Old Main Hall at Western Washington University in Bellingham. The Atlantic magazine says well-meaning Western students are currently embracing a "self-defeating radicalism." Jim Feliciano/Shutterstock

Conor Friedersdorf:

At Western Washington University, a public institution with roughly 15,000 students, a group of leftist activists calling itself the Student Assembly for Power and Liberation has issued a sweeping list of demands that would radically reshape its school. The demands pose a direct challenge to academic freedom; threaten free speech; and would arguably harm the very students from historically marginalized groups that the activists truly want to help. Whether one thinks that the campus climate at Western Washington is wonderful or requires reforms, however, the particular agenda put forth by these activists is deeply misguided.

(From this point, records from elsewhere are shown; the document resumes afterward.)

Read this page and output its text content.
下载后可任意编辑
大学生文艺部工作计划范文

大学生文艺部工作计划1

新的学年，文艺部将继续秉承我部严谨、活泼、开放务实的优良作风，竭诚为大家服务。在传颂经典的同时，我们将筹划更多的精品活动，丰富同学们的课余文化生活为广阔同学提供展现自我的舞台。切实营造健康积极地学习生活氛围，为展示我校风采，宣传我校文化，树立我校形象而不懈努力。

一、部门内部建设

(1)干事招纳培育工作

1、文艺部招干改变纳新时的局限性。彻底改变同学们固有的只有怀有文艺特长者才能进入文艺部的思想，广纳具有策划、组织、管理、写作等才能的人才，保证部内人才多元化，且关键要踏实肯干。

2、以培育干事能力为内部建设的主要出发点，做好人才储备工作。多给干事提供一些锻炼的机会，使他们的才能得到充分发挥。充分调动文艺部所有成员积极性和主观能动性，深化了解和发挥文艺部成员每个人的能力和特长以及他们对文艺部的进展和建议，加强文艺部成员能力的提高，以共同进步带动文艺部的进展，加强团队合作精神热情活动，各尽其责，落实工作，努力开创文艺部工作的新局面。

That doesn’t make these students villains.

Their experiences and grievances are worth trying to understand, no matter how unpracticed they are at expressing them by committee...

But their existing demands show how well-intentioned students in an ideological bubble can rally around measures that would destroy their institution. This is especially so when their agenda is thick with ideology and bereft of fact-finding or empiricism.

The movement at Western, according to Friedersdorf, is currently demanding "decision-making power over the hiring of faculty" ("guaranteeing viewpoint discrimination," Friedersdorf writes); calling for "tens of millions of dollars" to be spent implementing activist demands, with no realistic plan for how that money will be secured and no assessment of how the new spending might affect tuition (and therefore, potentially, low-income students); construction of a new dorm that "The Committee for Social Transformation" would control; and:

The creation of a 15-member student panel, dubbed the Office for Social Transformation, “to monitor, document, and archive all racist, anti-black, transphobic, cissexist, misogynistic, ablest, homophobic, Islamophobic, xenophobic, anti-semitic, and otherwise oppressive behavior.” This panel would have the power to investigate and discipline students and faculty members and to fire even tenured faculty members.